I’d never had the heart to explain that the problem was myopia not independence.

“Did you not want to date?” Kai looked genuinely fascinated.

I shrugged. “Just never thought that was on the cards. Not for me, anyway.”

A chuckle. “And you went straight from that, to a fifteen year relationship?”

“Sixteen,” I corrected. Even though it felt ridiculous to insist.

“Sixteen, then.” Kai hissed through his teeth, awe blended with disbelief. “That’s not a bad run.”

“Enough that you start taking it for granted,” I told him, a little shocked at my own honesty.

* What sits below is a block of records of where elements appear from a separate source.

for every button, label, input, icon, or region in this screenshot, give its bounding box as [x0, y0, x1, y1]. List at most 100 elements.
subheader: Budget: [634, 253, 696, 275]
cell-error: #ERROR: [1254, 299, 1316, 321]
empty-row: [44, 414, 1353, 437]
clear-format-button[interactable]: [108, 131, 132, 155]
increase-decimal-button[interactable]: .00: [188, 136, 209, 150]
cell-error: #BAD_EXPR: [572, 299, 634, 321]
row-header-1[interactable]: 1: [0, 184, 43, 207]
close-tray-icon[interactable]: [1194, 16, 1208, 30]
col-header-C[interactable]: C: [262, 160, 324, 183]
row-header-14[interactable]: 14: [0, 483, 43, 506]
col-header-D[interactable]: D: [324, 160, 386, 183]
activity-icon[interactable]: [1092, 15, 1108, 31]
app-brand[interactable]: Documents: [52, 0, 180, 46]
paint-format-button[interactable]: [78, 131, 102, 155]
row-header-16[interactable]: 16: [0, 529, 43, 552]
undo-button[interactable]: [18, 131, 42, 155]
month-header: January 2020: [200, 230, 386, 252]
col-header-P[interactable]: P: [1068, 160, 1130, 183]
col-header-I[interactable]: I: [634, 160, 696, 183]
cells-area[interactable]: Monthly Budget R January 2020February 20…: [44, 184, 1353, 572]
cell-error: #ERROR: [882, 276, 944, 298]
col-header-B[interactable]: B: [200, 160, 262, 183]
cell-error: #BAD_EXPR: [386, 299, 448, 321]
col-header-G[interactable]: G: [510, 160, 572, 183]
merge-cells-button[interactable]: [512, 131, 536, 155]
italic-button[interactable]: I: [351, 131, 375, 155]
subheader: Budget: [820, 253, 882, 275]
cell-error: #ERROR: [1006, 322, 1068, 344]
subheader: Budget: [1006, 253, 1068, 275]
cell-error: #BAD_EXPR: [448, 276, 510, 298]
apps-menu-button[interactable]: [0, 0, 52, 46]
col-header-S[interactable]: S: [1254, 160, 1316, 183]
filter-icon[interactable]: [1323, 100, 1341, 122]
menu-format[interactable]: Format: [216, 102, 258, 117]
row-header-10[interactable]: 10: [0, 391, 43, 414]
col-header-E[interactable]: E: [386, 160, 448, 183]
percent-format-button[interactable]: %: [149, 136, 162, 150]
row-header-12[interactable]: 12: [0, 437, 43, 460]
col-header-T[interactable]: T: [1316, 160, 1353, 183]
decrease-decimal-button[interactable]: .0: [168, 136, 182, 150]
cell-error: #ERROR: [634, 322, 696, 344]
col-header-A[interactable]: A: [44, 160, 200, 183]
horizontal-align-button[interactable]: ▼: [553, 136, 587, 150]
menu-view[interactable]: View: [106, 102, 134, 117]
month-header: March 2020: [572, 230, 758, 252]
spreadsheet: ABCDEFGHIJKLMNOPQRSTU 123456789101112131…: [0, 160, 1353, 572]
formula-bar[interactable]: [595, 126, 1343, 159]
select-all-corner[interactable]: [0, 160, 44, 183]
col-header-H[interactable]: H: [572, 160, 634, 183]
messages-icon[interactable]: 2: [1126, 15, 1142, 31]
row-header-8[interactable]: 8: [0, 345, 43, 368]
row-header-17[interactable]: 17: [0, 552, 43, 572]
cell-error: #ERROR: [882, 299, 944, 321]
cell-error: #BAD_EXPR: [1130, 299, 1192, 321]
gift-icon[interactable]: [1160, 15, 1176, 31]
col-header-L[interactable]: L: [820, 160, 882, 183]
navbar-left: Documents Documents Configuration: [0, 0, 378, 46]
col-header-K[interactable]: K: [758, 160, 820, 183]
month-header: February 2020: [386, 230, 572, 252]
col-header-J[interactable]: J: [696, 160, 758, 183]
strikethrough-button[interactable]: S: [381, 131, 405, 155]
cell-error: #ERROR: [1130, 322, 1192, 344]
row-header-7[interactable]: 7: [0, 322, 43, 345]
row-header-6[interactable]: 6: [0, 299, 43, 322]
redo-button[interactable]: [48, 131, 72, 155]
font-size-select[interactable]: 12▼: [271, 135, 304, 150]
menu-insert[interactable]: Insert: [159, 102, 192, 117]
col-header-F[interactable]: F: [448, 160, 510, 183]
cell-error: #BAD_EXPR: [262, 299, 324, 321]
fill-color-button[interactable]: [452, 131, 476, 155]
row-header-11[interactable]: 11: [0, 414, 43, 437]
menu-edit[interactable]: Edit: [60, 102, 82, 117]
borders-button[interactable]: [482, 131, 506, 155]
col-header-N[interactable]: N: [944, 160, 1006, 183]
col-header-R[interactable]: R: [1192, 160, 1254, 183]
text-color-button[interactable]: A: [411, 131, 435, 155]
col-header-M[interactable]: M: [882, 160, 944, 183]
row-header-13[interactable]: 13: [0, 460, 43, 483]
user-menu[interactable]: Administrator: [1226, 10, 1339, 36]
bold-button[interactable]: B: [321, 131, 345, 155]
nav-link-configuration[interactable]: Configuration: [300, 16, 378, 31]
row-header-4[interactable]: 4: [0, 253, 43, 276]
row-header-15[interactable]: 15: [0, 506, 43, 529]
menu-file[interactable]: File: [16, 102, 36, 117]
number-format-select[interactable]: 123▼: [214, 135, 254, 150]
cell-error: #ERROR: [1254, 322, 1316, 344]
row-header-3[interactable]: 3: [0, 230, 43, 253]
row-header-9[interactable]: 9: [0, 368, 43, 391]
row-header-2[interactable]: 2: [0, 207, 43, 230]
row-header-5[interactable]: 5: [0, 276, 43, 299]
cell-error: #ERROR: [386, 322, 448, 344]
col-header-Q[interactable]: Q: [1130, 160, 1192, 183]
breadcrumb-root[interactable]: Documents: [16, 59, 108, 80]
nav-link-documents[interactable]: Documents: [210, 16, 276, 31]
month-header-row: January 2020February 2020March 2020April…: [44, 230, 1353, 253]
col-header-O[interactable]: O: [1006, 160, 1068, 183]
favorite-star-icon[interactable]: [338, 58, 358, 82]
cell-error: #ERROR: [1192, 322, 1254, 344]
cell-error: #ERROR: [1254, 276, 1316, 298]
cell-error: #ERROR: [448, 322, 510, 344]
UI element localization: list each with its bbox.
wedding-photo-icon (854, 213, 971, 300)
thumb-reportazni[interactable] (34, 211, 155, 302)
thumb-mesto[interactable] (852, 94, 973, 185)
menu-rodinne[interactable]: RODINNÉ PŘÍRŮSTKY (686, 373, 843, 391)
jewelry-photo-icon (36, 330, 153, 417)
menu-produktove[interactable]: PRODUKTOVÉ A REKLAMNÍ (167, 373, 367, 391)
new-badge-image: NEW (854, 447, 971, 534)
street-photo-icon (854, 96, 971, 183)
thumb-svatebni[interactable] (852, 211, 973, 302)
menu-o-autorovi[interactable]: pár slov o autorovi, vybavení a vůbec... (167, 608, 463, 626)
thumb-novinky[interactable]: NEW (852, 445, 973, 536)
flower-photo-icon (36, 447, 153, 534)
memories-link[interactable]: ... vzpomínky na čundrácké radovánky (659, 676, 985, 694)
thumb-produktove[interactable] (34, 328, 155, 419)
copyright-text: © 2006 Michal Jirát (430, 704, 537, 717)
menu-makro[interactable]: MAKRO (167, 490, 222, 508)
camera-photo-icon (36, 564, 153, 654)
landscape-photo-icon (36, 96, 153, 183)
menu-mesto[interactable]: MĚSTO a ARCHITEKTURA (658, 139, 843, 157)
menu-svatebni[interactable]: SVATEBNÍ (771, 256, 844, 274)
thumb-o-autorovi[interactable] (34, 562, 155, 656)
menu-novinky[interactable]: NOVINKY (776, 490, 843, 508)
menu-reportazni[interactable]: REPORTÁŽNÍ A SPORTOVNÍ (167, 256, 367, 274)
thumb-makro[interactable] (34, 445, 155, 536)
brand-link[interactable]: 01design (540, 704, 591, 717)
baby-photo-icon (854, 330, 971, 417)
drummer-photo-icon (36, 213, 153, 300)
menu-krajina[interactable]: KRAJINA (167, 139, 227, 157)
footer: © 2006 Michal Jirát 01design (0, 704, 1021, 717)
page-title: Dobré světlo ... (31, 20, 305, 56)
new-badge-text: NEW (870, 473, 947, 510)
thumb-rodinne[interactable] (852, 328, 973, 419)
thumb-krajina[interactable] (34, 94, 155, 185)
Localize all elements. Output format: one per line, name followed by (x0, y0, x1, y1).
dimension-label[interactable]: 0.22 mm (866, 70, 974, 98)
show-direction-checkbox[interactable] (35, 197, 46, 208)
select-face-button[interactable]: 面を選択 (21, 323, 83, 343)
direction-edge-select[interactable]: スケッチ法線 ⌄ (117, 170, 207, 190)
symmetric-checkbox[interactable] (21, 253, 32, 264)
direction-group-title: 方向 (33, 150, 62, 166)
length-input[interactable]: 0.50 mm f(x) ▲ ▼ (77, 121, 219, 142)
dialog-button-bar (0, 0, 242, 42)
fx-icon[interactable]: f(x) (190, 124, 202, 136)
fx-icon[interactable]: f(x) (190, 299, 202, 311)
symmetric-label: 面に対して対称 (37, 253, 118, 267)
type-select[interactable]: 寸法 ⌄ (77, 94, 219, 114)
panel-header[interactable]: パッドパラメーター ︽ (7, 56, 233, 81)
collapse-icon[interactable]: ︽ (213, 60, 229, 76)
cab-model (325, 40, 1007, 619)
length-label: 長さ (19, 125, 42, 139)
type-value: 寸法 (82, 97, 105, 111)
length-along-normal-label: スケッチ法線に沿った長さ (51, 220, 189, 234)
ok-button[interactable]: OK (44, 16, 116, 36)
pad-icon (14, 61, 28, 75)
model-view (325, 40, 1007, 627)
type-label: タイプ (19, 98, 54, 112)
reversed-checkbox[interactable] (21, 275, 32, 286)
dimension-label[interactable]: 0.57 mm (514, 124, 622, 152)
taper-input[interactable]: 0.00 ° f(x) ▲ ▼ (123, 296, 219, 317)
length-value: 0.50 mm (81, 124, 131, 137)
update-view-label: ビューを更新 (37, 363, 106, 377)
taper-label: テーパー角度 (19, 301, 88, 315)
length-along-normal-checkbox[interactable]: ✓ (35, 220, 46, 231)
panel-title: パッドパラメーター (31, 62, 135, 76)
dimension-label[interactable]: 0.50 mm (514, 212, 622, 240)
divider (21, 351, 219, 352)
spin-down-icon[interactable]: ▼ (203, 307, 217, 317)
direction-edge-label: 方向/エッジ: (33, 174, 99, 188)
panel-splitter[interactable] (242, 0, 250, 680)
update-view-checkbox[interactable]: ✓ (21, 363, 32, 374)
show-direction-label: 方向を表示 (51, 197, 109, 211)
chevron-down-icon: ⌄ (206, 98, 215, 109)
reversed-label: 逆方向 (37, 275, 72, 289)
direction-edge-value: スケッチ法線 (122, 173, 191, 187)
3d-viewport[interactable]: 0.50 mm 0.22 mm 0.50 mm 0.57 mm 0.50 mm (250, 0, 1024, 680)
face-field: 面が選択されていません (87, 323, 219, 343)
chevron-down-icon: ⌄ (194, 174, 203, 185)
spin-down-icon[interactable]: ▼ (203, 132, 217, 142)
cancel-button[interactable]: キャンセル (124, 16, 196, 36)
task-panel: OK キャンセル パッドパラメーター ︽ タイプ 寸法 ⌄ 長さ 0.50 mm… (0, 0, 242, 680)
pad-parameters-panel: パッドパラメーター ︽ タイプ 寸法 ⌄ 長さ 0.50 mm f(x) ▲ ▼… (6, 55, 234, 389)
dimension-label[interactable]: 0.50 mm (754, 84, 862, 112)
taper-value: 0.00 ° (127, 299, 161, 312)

“And you never saw it coming? The breakup.”

Every day, I wanted to tell him, every damn day: doom forecast on the dot, regular as clockwork.

The boy who’d never foreseen love, suddenly cataloguing all the ways he’d lose it.

Until it became a concept, not an outcome; a habit, lists their own reward, and so occupying that I barely noticed the reality of decay seeping in until it was already too late.

“I wasn’t easy to live with.” It had the intonation of a confession, but there was something liberating about saying it out loud.

“I doubt he was entirely innocent, either,” Kai said.

I shrugged again. That didn’t feel like an observation I was qualified to pass judgment on.

“We don’t have to talk about this stuff.” He frowned. “If it’s something that makes you uncomfortable, I mean.”

“It’s more just that I wish there was an explanation, one that sounded more insightful than ‘we both fucked up,’ but I don’t know what it is.

” The deck lights glinted off the wine glass, so close I could feel my fingers itching to reach out, pluck it up.

“Maybe there was always a countdown attached, and I was too naive to recognize it.”

Kai grinned at me. “You, naive?”

I tried to mirror the expression, muscles feeling as dull and awkward as if I’d already downed the glass and several more like it. “I know; shocking, isn’t it.”

“Not much of a romantic, are you, Tate.”

A realist, perhaps.

“Endings are normal, natural,” I told him. “The difficult part is recognizing when they’re meant to be. Not fighting it.”

I reached for the glass, only for Kai to stop me. His fingers around my wrist: not tight, but brooking no argument, either. Guiding my hand to his bare chest, still wet from his swim.

“Sure. But you have to remember to enjoy what time there is, too.”

Heat, and smooth skin, and the steady throb of his heartbeat against my palm.

I looked up, from my fingers to his knowing smile, and wondered what Alistair would say if he could see me now. From across the pool, perhaps; the sunset shimmering in its ripples as though the world Kai and I had created, this bubble we occupied, was forever on the cusp of tearing apart.